Once again, Erin O'Connor at Critical Mass has posted a very interesting reader comment. The correspondent is someone who can remember the introduction of postmodernism and unorthodox curriculum into the English classroom. He puts it like this: " After 1970, we began to get courses that often strayed a long way from traditional curriculum. The same professor who was catatonia-inducing at noon on The 20th Century Novel shone teaching a non-credit course on film noir seven hours later. Can there be such a thing as a spirit of a profession? If there can be, it was tired of the rigors of scholarship in 1970, and found no joy in its rewards. New and exciting ideas had come into the room, colorfully dressed and flirting madly.
(A side note. On purely practical grounds, I have to give props to pure-theory academics who start from the premise that nothing has meaning in and of itself, and that nothing is objectively "true." If such is the case, then all the theory in the world is mere solipsism, and the practice of academic theory is a pursuit as pointless, and as sad, as building sand-castles during high tide. By their own lights, day is night, black is white, cat is dog, theory is practice, the map is as good as the territory, and their work is devoid of worth or significance. Yet they get paid for it, sometimes handsomely. A giant scam? Perhaps! Impressive chutzpah? Definitely!!)
Later in the same post, O'Connor takes to task the baseless "grandiosity" of the critical discipline, arguing that
the increasing shrillness, snobbery, and grandiosity of so much humanist scholarship can be traced directly to the attempt to argue for the social, political, and cultural relevance of the arts. And of course they are relevant--they give meaning, depth, and texture to our lives in precious, priceless ways. But they are not relevant in the ways many scholars insist that they are.
You cannot discern the ideology of imperialism from Jane Eyre--but there are scores of critics who say you can. You cannot detect a uniquely homosexual literary style in the work of a Walt Whitman or a Henry James--but there are critics who say you can. You cannot argue that a poem or story singlehandedly subverts patriarchal hegemony or that a novel or play may be read as a microcosm of the culture in which it was written. But critics do it all the time, and they do it because they want to make works of art into something they are not.

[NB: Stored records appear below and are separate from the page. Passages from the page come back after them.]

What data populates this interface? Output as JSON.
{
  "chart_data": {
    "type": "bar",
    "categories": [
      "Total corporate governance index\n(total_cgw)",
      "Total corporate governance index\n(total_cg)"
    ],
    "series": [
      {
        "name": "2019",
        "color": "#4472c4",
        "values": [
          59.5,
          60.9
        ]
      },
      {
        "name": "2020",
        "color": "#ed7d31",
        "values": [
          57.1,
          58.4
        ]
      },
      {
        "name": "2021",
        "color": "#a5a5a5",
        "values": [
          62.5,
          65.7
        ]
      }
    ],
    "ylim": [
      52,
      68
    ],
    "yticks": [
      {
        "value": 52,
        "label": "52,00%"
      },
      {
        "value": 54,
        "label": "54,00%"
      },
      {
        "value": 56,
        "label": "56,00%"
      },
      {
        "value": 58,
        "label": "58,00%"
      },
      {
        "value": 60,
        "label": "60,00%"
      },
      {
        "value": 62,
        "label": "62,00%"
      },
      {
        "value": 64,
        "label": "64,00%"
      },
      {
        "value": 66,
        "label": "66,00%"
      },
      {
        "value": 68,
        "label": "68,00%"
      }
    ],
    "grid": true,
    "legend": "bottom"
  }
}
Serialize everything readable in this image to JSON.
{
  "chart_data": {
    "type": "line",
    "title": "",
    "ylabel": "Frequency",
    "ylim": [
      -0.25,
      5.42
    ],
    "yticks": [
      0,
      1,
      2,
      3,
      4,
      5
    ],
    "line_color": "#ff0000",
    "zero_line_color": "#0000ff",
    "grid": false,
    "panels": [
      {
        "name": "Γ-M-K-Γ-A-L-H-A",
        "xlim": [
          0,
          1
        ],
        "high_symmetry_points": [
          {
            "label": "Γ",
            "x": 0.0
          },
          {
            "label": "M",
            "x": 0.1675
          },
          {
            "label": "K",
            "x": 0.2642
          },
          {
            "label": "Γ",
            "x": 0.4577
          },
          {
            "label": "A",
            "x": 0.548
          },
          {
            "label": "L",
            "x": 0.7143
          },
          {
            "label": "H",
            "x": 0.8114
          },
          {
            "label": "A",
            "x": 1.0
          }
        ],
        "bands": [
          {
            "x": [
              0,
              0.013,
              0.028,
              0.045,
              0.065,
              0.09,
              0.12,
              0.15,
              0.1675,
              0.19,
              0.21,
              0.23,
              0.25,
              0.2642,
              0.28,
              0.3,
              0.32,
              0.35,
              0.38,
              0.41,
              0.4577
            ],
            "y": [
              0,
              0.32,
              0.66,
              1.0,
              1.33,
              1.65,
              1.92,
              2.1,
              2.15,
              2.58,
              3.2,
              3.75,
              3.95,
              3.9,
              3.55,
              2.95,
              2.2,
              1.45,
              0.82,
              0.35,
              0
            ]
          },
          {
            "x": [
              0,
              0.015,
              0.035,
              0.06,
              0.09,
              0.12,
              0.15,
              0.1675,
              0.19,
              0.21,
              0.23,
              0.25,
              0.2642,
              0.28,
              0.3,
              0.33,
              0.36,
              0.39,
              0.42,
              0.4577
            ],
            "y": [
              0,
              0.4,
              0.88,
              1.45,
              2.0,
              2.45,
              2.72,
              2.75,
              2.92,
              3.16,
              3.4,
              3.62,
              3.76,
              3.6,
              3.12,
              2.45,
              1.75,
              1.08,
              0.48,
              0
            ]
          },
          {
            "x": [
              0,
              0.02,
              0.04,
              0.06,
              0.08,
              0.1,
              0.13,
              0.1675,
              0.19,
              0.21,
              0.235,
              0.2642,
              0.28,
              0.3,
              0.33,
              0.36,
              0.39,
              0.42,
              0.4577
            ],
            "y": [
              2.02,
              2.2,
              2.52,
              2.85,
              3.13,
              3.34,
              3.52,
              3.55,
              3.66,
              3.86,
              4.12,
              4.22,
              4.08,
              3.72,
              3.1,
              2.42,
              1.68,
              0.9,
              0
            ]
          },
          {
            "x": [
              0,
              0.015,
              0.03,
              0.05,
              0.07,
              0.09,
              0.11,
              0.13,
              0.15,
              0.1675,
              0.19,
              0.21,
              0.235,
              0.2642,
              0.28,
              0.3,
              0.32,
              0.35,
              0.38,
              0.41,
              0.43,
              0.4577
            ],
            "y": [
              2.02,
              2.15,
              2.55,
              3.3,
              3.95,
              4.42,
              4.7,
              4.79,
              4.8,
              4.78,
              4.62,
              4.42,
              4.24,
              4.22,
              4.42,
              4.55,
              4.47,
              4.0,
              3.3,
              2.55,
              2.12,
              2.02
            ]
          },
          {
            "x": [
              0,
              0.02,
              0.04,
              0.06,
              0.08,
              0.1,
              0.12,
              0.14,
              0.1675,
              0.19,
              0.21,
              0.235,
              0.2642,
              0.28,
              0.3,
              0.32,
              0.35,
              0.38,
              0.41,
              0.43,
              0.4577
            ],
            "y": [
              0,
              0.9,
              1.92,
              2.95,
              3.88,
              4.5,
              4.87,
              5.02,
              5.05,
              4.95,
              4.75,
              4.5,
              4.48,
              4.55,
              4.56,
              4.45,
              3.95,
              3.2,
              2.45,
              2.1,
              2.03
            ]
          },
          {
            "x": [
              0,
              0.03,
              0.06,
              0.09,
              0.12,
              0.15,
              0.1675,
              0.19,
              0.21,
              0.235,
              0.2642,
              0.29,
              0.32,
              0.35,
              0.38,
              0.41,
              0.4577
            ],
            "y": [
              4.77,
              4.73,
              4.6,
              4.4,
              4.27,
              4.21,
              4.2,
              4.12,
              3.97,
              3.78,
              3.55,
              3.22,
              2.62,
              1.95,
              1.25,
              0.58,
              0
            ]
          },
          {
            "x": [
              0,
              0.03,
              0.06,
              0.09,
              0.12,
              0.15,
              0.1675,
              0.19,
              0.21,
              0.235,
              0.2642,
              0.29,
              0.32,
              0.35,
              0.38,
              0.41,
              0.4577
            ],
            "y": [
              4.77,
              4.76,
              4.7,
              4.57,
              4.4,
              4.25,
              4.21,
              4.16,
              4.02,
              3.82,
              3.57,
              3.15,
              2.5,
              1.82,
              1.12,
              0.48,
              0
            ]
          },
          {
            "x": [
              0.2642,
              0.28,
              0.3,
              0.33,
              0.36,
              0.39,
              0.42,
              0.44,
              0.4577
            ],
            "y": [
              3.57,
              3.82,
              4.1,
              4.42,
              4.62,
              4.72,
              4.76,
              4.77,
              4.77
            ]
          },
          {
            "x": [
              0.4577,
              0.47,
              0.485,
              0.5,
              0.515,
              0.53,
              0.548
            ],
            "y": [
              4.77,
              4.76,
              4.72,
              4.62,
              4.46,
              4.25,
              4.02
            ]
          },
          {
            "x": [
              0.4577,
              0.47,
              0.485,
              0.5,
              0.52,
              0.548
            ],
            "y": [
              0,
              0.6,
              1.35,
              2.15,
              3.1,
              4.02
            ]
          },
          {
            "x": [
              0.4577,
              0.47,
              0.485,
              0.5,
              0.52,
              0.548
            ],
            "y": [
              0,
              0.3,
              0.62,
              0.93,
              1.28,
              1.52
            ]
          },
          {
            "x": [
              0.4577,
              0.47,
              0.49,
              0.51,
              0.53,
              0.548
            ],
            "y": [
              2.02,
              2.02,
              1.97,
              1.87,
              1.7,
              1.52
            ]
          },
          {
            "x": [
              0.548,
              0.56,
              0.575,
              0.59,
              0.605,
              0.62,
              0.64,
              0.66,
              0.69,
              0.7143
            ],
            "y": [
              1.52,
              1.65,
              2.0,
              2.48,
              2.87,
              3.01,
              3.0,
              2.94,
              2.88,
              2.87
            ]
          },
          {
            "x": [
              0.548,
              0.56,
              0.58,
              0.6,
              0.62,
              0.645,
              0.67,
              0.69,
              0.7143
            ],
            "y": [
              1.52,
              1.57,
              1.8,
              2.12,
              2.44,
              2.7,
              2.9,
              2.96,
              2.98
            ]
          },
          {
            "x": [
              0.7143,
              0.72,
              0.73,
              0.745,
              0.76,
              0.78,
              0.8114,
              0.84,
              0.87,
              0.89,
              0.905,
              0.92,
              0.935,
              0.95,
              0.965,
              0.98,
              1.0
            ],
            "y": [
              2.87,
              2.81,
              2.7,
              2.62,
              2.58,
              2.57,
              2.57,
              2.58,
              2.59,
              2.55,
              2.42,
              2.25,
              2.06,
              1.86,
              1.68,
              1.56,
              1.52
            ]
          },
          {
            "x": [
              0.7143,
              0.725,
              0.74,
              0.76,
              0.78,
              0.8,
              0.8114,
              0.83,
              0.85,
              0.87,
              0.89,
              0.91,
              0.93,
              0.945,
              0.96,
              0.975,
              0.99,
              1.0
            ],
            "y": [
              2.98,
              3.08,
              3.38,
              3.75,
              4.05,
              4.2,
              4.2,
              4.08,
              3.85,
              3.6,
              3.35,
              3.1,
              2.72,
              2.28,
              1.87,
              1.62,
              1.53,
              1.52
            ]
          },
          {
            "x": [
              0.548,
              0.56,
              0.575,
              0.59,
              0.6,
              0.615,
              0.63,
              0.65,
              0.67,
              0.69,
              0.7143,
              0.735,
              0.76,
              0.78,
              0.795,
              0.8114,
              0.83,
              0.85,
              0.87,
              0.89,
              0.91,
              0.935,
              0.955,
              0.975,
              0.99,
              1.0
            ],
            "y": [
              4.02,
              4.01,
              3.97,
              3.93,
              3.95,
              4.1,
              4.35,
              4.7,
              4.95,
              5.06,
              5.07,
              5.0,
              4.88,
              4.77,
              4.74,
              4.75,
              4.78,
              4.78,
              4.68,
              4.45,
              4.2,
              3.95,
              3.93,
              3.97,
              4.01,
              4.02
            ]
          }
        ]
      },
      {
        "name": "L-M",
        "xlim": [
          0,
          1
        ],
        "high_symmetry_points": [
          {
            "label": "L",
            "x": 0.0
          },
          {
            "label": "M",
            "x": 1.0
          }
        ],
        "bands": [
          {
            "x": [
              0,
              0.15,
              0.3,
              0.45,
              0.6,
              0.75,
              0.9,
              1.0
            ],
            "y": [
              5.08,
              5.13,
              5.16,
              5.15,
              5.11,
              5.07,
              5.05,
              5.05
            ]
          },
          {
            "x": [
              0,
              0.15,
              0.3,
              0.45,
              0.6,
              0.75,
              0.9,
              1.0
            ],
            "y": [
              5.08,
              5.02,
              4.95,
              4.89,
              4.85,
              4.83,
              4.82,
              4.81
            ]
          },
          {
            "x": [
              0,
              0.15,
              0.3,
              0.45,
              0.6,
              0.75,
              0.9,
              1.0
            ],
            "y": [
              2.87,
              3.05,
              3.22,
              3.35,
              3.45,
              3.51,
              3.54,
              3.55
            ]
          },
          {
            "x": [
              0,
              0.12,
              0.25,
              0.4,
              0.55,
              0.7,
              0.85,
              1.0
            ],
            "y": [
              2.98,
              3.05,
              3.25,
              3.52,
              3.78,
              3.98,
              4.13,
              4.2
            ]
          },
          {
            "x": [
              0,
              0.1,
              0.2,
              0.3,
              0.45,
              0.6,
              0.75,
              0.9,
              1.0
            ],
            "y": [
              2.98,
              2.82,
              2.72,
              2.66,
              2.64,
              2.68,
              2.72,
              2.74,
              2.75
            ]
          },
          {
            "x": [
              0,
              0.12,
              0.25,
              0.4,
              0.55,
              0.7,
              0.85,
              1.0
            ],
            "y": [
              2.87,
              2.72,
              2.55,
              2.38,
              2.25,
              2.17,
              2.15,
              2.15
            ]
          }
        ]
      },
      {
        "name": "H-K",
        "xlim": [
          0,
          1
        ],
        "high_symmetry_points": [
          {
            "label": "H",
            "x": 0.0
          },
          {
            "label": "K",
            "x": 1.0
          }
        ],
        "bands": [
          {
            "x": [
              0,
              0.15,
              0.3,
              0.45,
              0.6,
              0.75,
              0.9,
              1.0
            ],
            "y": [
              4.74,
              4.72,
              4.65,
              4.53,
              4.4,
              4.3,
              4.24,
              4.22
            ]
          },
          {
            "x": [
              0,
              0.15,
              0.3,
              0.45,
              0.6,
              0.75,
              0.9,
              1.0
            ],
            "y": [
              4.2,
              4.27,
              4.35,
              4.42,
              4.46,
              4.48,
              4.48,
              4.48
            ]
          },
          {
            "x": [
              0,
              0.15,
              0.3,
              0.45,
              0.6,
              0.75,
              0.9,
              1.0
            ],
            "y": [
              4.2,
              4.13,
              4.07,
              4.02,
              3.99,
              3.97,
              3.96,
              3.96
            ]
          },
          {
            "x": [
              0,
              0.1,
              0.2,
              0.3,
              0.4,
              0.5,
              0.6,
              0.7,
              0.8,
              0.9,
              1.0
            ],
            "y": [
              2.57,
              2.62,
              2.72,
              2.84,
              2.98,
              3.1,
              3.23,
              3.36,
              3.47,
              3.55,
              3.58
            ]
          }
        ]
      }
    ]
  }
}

Making exaggerated, often irrelevant claims about the relevance of particular works and making those claims stick: that is the work of the professional humanist today. By and large, it's what gets rewarded, it's what gets published, and it's what gets taught.
This is true, partially, but also see commentary sent by the reader cited earlier: "It takes a good deal of effort to become a 'learned person.' You have to value the effort and the goal. If you're going to teach A Tale of Two Cities, you not only have to know the text back to front, but also have a good idea about how Dickens understood the French Revolution, how the book fit with Dickens' other work at the time of composition. . . ." The reader goes on to say how tiring this work is when compared to the sexiness of single-theory teaching.
Fair enough, but what gets lost in this discussion is that you need both. In small amounts postmodernism can be incredibly handy, but it must support a rigorously, even tiresomely, researched argument. Of course it's not true that you can comprehend the entire edifice of British imperialism from analyzing Jane Eyre, but you can make a start of it. By carefully placing cultural artifacts or moments in their context, and by creatively teasing out hints and rumors of hidden meaning and unspoken motive, you can get very close to the heart and spirit of a time and place. Kipling's writing is an excellent example. If you take him at face value, you get a coherent, yet distorted view of British imperial-era thought. You get Kipling's view. But if you examine the context around Kipling, his writing, his life, and his history, you can use his work as a base on which to build a more accurate picture.
[begin wankery] To take an example from my own amateurish work: it is possible to discuss the history of African-Americans after Reconstruction by the songs they sang. However of you don't move beyond the texts of the songs, you remain in the solipsistic morass that O'Connor mentions. That happens ALL THE G-D DAMN TIME and it makes me effing crazy.
For example. Historians who study music tend to treat songs as just sets of words, like poems, ignoring the performativity, probable commercial interest, and audience presence inherent in all music prior to the recording age, and ignoring the possibility that the music-- the notes themselves-- might contain signifiers distinct from, and more important than, any "text." Which of course is monumentally stupid. Yet many historians do just this and elevate the lyrics to the level of concrete, ahistorical artifact, deconstructing them through a theoretical lens while ignoring even the most stupendously obvious contextual clues. This is exactly what O'Conner's on about, and I agree to this point. But, by doing the same po-mo exegesis using a theoretical framework of your choice, while firmly placing cultural artifacts in the context they come from-- economic, social, political, geographic, you can hopefully achieve a deep understanding of American history along dimensions that might othewise remain hidden. Theory then becomes what it should be-- one means to an end. [here endeth thee wankery]
I agree with Erin O'Connor and all her various correspondents. I just hope that, when academia finally moves back from the high wierdness of postmodernism, they keep the cool stuff and don't throw out the baby with the bathwater.
[moreover] n.b. I have made a couple edits to this post for clarity and forcefulness. Hey, meaning is fluid anyway, right?